COLUMBUS, Ohio (WCMH) — With just 64 days before the midterm elections, voters need to be aware of the misinformation that flows on social media.
Ohio State University communications professor Kelly Garrett said the key to avoid misinformation is knowing the warning signs. Garrett said he doesn’t see the spread of false information stopping any time soon.
“I do not think it’s going away, and I don’t think that should be the bar,” Garrett said.
Relatively, the amount of misinformation on social media is not too large, but that doesn’t mean you shouldn’t be careful, Garrett said. There are two signs of misinformation to keep an eye out for:
- If the post is too outrageous to be real.
- If the post triggers a strong emotional reaction.
“People who manufacture false claims that they’re trying to get people to share and fall for often use extreme, angering claims,” Garrett said.
He said if something you see sparks a reaction, there are ways to verify whether the information you’re reading is true. Garrett also said it is best to use multiple sources.

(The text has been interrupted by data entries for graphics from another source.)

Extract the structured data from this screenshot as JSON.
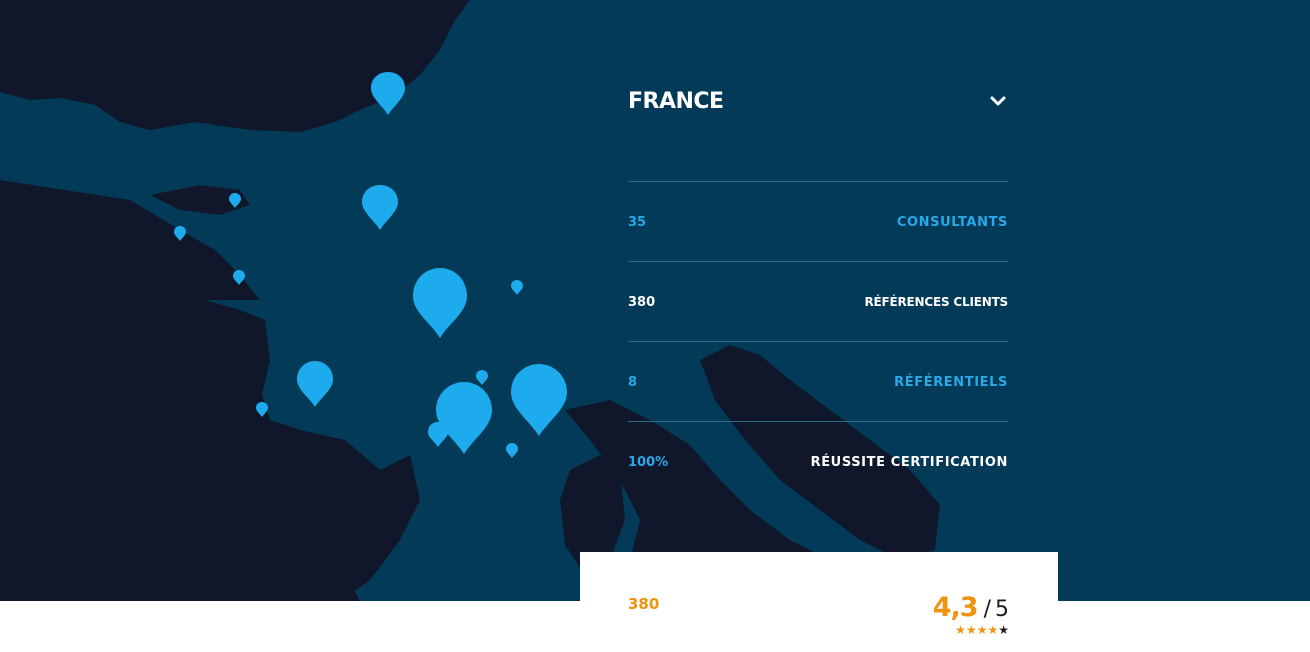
{
  "country": {
    "name": "FRANCE",
    "toggle_icon": "chevron-down-icon"
  },
  "stats": [
    {
      "value": "35",
      "label": "CONSULTANTS",
      "color": "#29a9e8"
    },
    {
      "value": "380",
      "label": "RÉFÉRENCES CLIENTS",
      "color": "#ffffff"
    },
    {
      "value": "8",
      "label": "RÉFÉRENTIELS",
      "color": "#29a9e8"
    },
    {
      "value": "100%",
      "label": "RÉUSSITE CERTIFICATION",
      "color": "#ffffff"
    }
  ],
  "rating": {
    "review_count": "380",
    "score": "4,3",
    "separator": "/",
    "max": "5",
    "stars_filled": 4,
    "stars_total": 5
  },
  "colors": {
    "sea": "#033a57",
    "land": "#10172a",
    "pin": "#1eabee",
    "accent_orange": "#f0930f"
  }
}
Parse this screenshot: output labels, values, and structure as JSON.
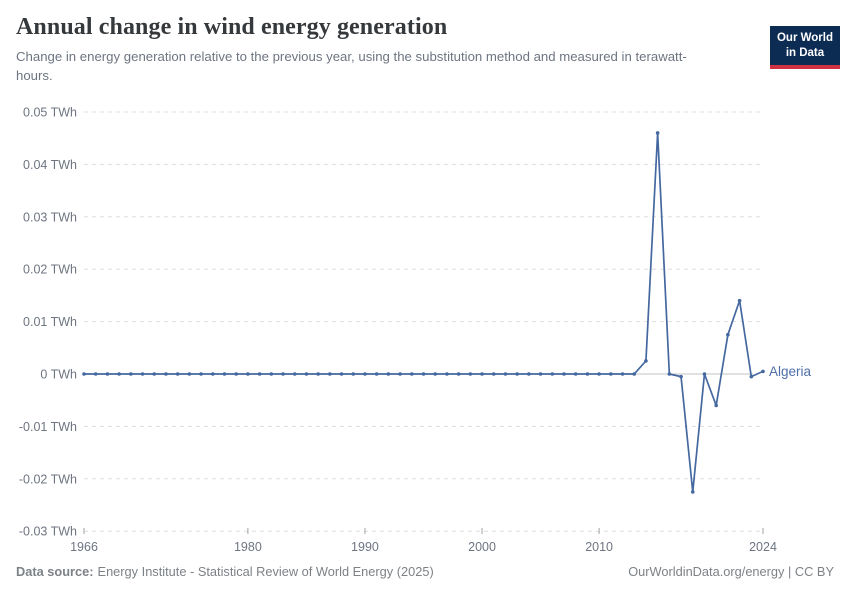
{
  "header": {
    "logo": {
      "line1": "Our World",
      "line2": "in Data",
      "bg_color": "#0d2c54",
      "accent_color": "#cf3342"
    }
  },
  "chart_data": {
    "type": "line",
    "title": "Annual change in wind energy generation",
    "subtitle": "Change in energy generation relative to the previous year, using the substitution method and measured in terawatt-hours.",
    "unit": "TWh",
    "xlim": [
      1966,
      2024
    ],
    "ylim": [
      -0.03,
      0.05
    ],
    "grid": "horizontal-dashed",
    "legend_position": "end-of-line-label",
    "x_ticks": [
      1966,
      1980,
      1990,
      2000,
      2010,
      2024
    ],
    "y_ticks": [
      {
        "value": 0.05,
        "label": "0.05 TWh"
      },
      {
        "value": 0.04,
        "label": "0.04 TWh"
      },
      {
        "value": 0.03,
        "label": "0.03 TWh"
      },
      {
        "value": 0.02,
        "label": "0.02 TWh"
      },
      {
        "value": 0.01,
        "label": "0.01 TWh"
      },
      {
        "value": 0,
        "label": "0 TWh"
      },
      {
        "value": -0.01,
        "label": "-0.01 TWh"
      },
      {
        "value": -0.02,
        "label": "-0.02 TWh"
      },
      {
        "value": -0.03,
        "label": "-0.03 TWh"
      }
    ],
    "series": [
      {
        "name": "Algeria",
        "color": "#44689f",
        "label_color": "#4d6ea8",
        "x": [
          1966,
          1967,
          1968,
          1969,
          1970,
          1971,
          1972,
          1973,
          1974,
          1975,
          1976,
          1977,
          1978,
          1979,
          1980,
          1981,
          1982,
          1983,
          1984,
          1985,
          1986,
          1987,
          1988,
          1989,
          1990,
          1991,
          1992,
          1993,
          1994,
          1995,
          1996,
          1997,
          1998,
          1999,
          2000,
          2001,
          2002,
          2003,
          2004,
          2005,
          2006,
          2007,
          2008,
          2009,
          2010,
          2011,
          2012,
          2013,
          2014,
          2015,
          2016,
          2017,
          2018,
          2019,
          2020,
          2021,
          2022,
          2023,
          2024
        ],
        "values": [
          0,
          0,
          0,
          0,
          0,
          0,
          0,
          0,
          0,
          0,
          0,
          0,
          0,
          0,
          0,
          0,
          0,
          0,
          0,
          0,
          0,
          0,
          0,
          0,
          0,
          0,
          0,
          0,
          0,
          0,
          0,
          0,
          0,
          0,
          0,
          0,
          0,
          0,
          0,
          0,
          0,
          0,
          0,
          0,
          0,
          0,
          0,
          0,
          0.0025,
          0.046,
          0,
          -0.0005,
          -0.0225,
          0,
          -0.006,
          0.0075,
          0.014,
          -0.0005,
          0.0005
        ]
      }
    ]
  },
  "footer": {
    "source_label": "Data source:",
    "source_text": "Energy Institute - Statistical Review of World Energy (2025)",
    "right_text": "OurWorldinData.org/energy | CC BY"
  }
}
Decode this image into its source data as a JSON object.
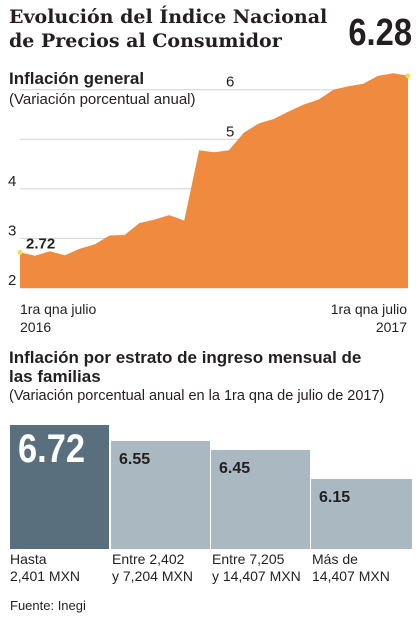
{
  "header": {
    "title": "Evolución del Índice Nacional de Precios al Consumidor",
    "latest_value": "6.28"
  },
  "chart_data": [
    {
      "type": "area",
      "title": "Inflación general",
      "subtitle": "(Variación porcentual anual)",
      "x_labels": [
        "1ra qna julio 2016",
        "1ra qna julio 2017"
      ],
      "ylim": [
        2,
        6.7
      ],
      "y_ticks": [
        "2",
        "3",
        "4",
        "5",
        "6"
      ],
      "series": [
        {
          "values": [
            2.72,
            2.65,
            2.74,
            2.66,
            2.79,
            2.88,
            3.06,
            3.07,
            3.31,
            3.38,
            3.47,
            3.36,
            4.78,
            4.74,
            4.78,
            5.13,
            5.32,
            5.41,
            5.56,
            5.7,
            5.8,
            6.0,
            6.07,
            6.12,
            6.28,
            6.33,
            6.28
          ],
          "start_label": "2.72",
          "color": "#f08a3e"
        }
      ]
    },
    {
      "type": "bar",
      "title": "Inflación por estrato de ingreso mensual de las familias",
      "subtitle": "(Variación porcentual anual en la 1ra qna de julio de 2017)",
      "categories": [
        "Hasta 2,401 MXN",
        "Entre 2,402 y 7,204 MXN",
        "Entre 7,205 y 14,407 MXN",
        "Más de 14,407 MXN"
      ],
      "values": [
        6.72,
        6.55,
        6.45,
        6.15
      ],
      "value_labels": [
        "6.72",
        "6.55",
        "6.45",
        "6.15"
      ],
      "colors": [
        "#5a6f7d",
        "#aab8c1",
        "#aab8c1",
        "#aab8c1"
      ]
    }
  ],
  "labels": {
    "x_left_line1": "1ra qna julio",
    "x_left_line2": "2016",
    "x_right_line1": "1ra qna julio",
    "x_right_line2": "2017",
    "cat1_line1": "Hasta",
    "cat1_line2": "2,401 MXN",
    "cat2_line1": "Entre 2,402",
    "cat2_line2": "y 7,204 MXN",
    "cat3_line1": "Entre 7,205",
    "cat3_line2": "y 14,407 MXN",
    "cat4_line1": "Más de",
    "cat4_line2": "14,407 MXN"
  },
  "source": "Fuente: Inegi"
}
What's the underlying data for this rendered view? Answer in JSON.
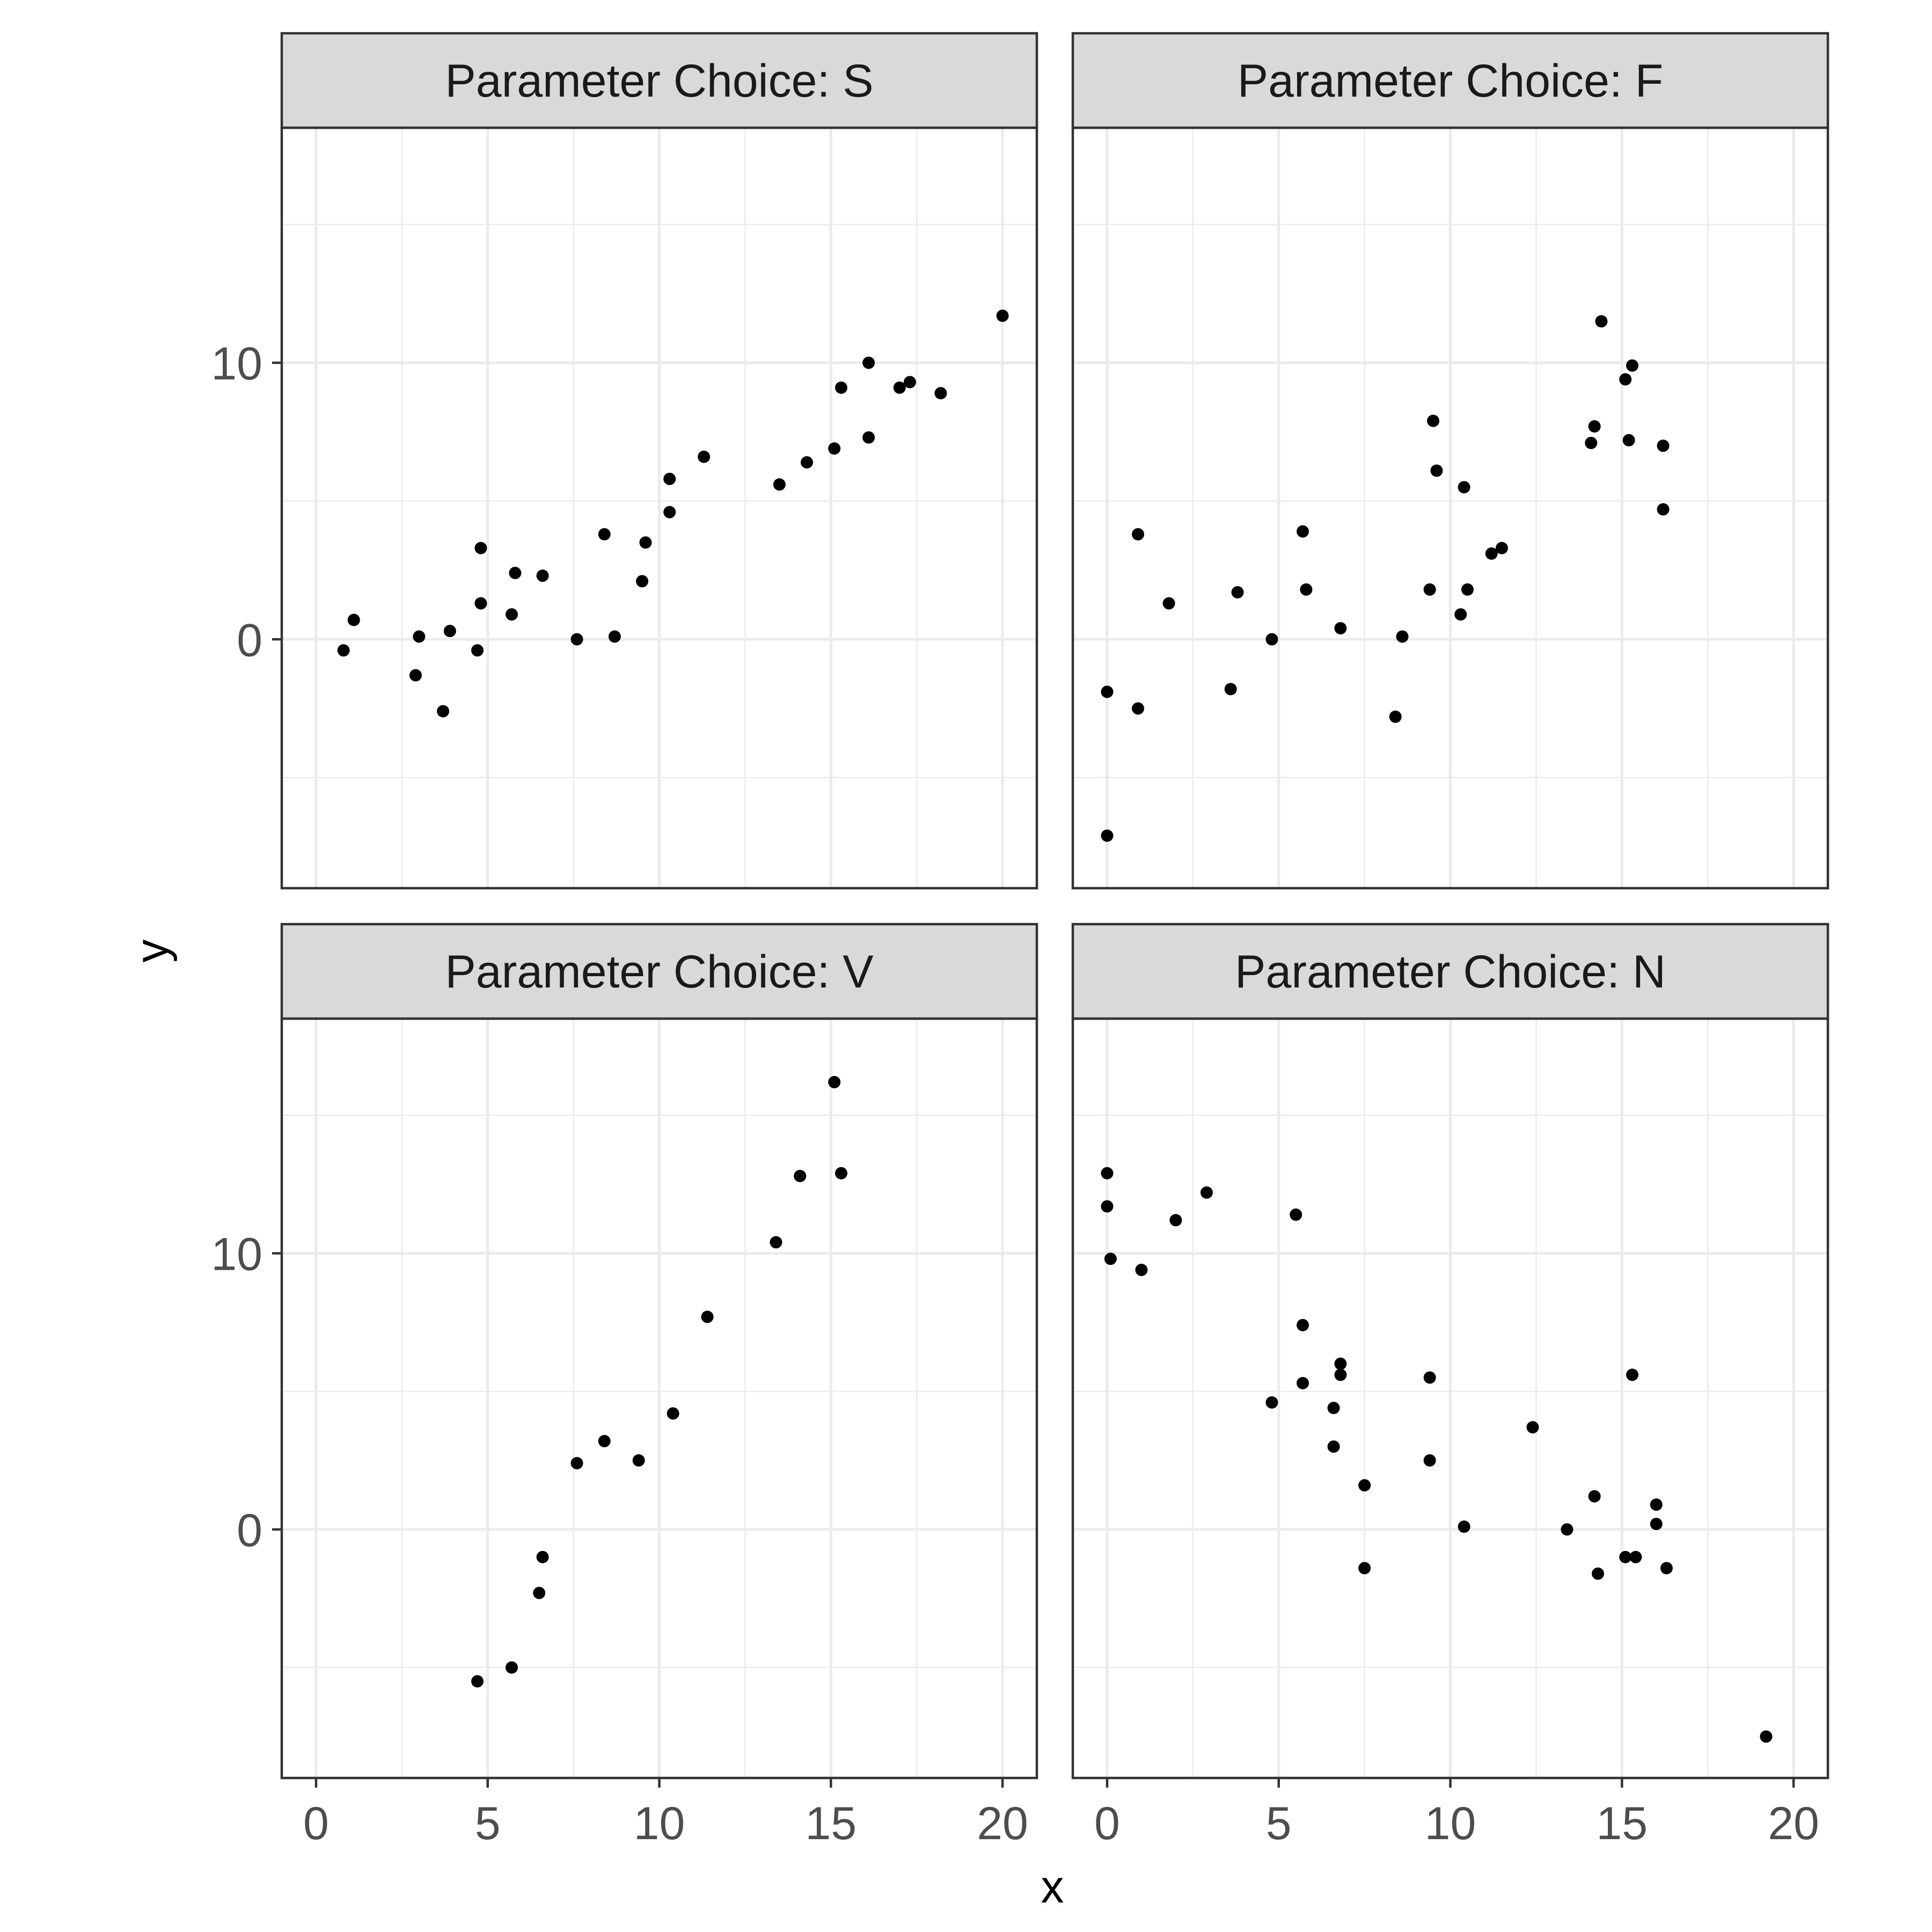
{
  "chart_data": {
    "type": "scatter",
    "layout": "facet-grid 2x2",
    "xlabel": "x",
    "ylabel": "y",
    "xlim": [
      -1,
      21
    ],
    "ylim": [
      -9,
      18.5
    ],
    "x_ticks": [
      0,
      5,
      10,
      15,
      20
    ],
    "y_ticks": [
      0,
      10
    ],
    "x_ticks_labels": [
      "0",
      "5",
      "10",
      "15",
      "20"
    ],
    "y_ticks_labels": [
      "0",
      "10"
    ],
    "grid": true,
    "point_color": "#000000",
    "panels": [
      {
        "title": "Parameter Choice: S",
        "points": [
          [
            0.8,
            -0.4
          ],
          [
            1.1,
            0.7
          ],
          [
            2.9,
            -1.3
          ],
          [
            3.0,
            0.1
          ],
          [
            3.7,
            -2.6
          ],
          [
            3.9,
            0.3
          ],
          [
            4.7,
            -0.4
          ],
          [
            4.8,
            3.3
          ],
          [
            4.8,
            1.3
          ],
          [
            5.7,
            0.9
          ],
          [
            5.8,
            2.4
          ],
          [
            6.6,
            2.3
          ],
          [
            7.6,
            0.0
          ],
          [
            8.4,
            3.8
          ],
          [
            8.7,
            0.1
          ],
          [
            9.5,
            2.1
          ],
          [
            9.6,
            3.5
          ],
          [
            10.3,
            5.8
          ],
          [
            10.3,
            4.6
          ],
          [
            11.3,
            6.6
          ],
          [
            13.5,
            5.6
          ],
          [
            14.3,
            6.4
          ],
          [
            15.1,
            6.9
          ],
          [
            15.3,
            9.1
          ],
          [
            16.1,
            10.0
          ],
          [
            16.1,
            7.3
          ],
          [
            17.0,
            9.1
          ],
          [
            17.3,
            9.3
          ],
          [
            18.2,
            8.9
          ],
          [
            20.0,
            11.7
          ]
        ]
      },
      {
        "title": "Parameter Choice: F",
        "points": [
          [
            0.0,
            -1.9
          ],
          [
            0.0,
            -7.1
          ],
          [
            0.9,
            3.8
          ],
          [
            0.9,
            -2.5
          ],
          [
            1.8,
            1.3
          ],
          [
            3.6,
            -1.8
          ],
          [
            3.8,
            1.7
          ],
          [
            4.8,
            0.0
          ],
          [
            5.7,
            3.9
          ],
          [
            5.8,
            1.8
          ],
          [
            6.8,
            0.4
          ],
          [
            8.4,
            -2.8
          ],
          [
            8.6,
            0.1
          ],
          [
            9.4,
            1.8
          ],
          [
            9.5,
            7.9
          ],
          [
            9.6,
            6.1
          ],
          [
            10.3,
            0.9
          ],
          [
            10.4,
            5.5
          ],
          [
            10.5,
            1.8
          ],
          [
            11.2,
            3.1
          ],
          [
            11.5,
            3.3
          ],
          [
            14.1,
            7.1
          ],
          [
            14.2,
            7.7
          ],
          [
            14.4,
            11.5
          ],
          [
            15.1,
            9.4
          ],
          [
            15.2,
            7.2
          ],
          [
            15.3,
            9.9
          ],
          [
            16.2,
            7.0
          ],
          [
            16.2,
            4.7
          ]
        ]
      },
      {
        "title": "Parameter Choice: V",
        "points": [
          [
            4.7,
            -5.5
          ],
          [
            5.7,
            -5.0
          ],
          [
            6.5,
            -2.3
          ],
          [
            6.6,
            -1.0
          ],
          [
            7.6,
            2.4
          ],
          [
            8.4,
            3.2
          ],
          [
            9.4,
            2.5
          ],
          [
            10.4,
            4.2
          ],
          [
            11.4,
            7.7
          ],
          [
            13.4,
            10.4
          ],
          [
            14.1,
            12.8
          ],
          [
            15.1,
            16.2
          ],
          [
            15.3,
            12.9
          ]
        ]
      },
      {
        "title": "Parameter Choice: N",
        "points": [
          [
            0.0,
            12.9
          ],
          [
            0.0,
            11.7
          ],
          [
            0.1,
            9.8
          ],
          [
            1.0,
            9.4
          ],
          [
            2.0,
            11.2
          ],
          [
            2.9,
            12.2
          ],
          [
            4.8,
            4.6
          ],
          [
            5.5,
            11.4
          ],
          [
            5.7,
            7.4
          ],
          [
            5.7,
            5.3
          ],
          [
            6.6,
            4.4
          ],
          [
            6.6,
            3.0
          ],
          [
            6.8,
            6.0
          ],
          [
            6.8,
            5.6
          ],
          [
            7.5,
            1.6
          ],
          [
            7.5,
            -1.4
          ],
          [
            9.4,
            5.5
          ],
          [
            9.4,
            2.5
          ],
          [
            10.4,
            0.1
          ],
          [
            12.4,
            3.7
          ],
          [
            13.4,
            0.0
          ],
          [
            14.2,
            1.2
          ],
          [
            14.3,
            -1.6
          ],
          [
            15.1,
            -1.0
          ],
          [
            15.3,
            5.6
          ],
          [
            15.4,
            -1.0
          ],
          [
            16.0,
            0.9
          ],
          [
            16.0,
            0.2
          ],
          [
            16.3,
            -1.4
          ],
          [
            19.2,
            -7.5
          ]
        ]
      }
    ]
  }
}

“You might want to do some double checking, look at sources,” Garrett said. “And make sure it’s a variety of sources, some traditional news outlets and maybe some sources you have experience with that you trust.”
Garrett said social media platforms have made changes within the past several years to slow the spread, but he does not think eliminating misinformation completely should be the bar — he said it is a tricky balance and it is important not to censor.
“If you were to say we are going to shut down all misinformation, then you have to make a decision about what kinds of information you’re going to shut down and that risks inadvertently shutting down legitimate debates around what is real and what’s not,” Garrett said.
Garrett said misinformation can also be spread by people with large platforms, like politicians, so even their posts could be worth a double check.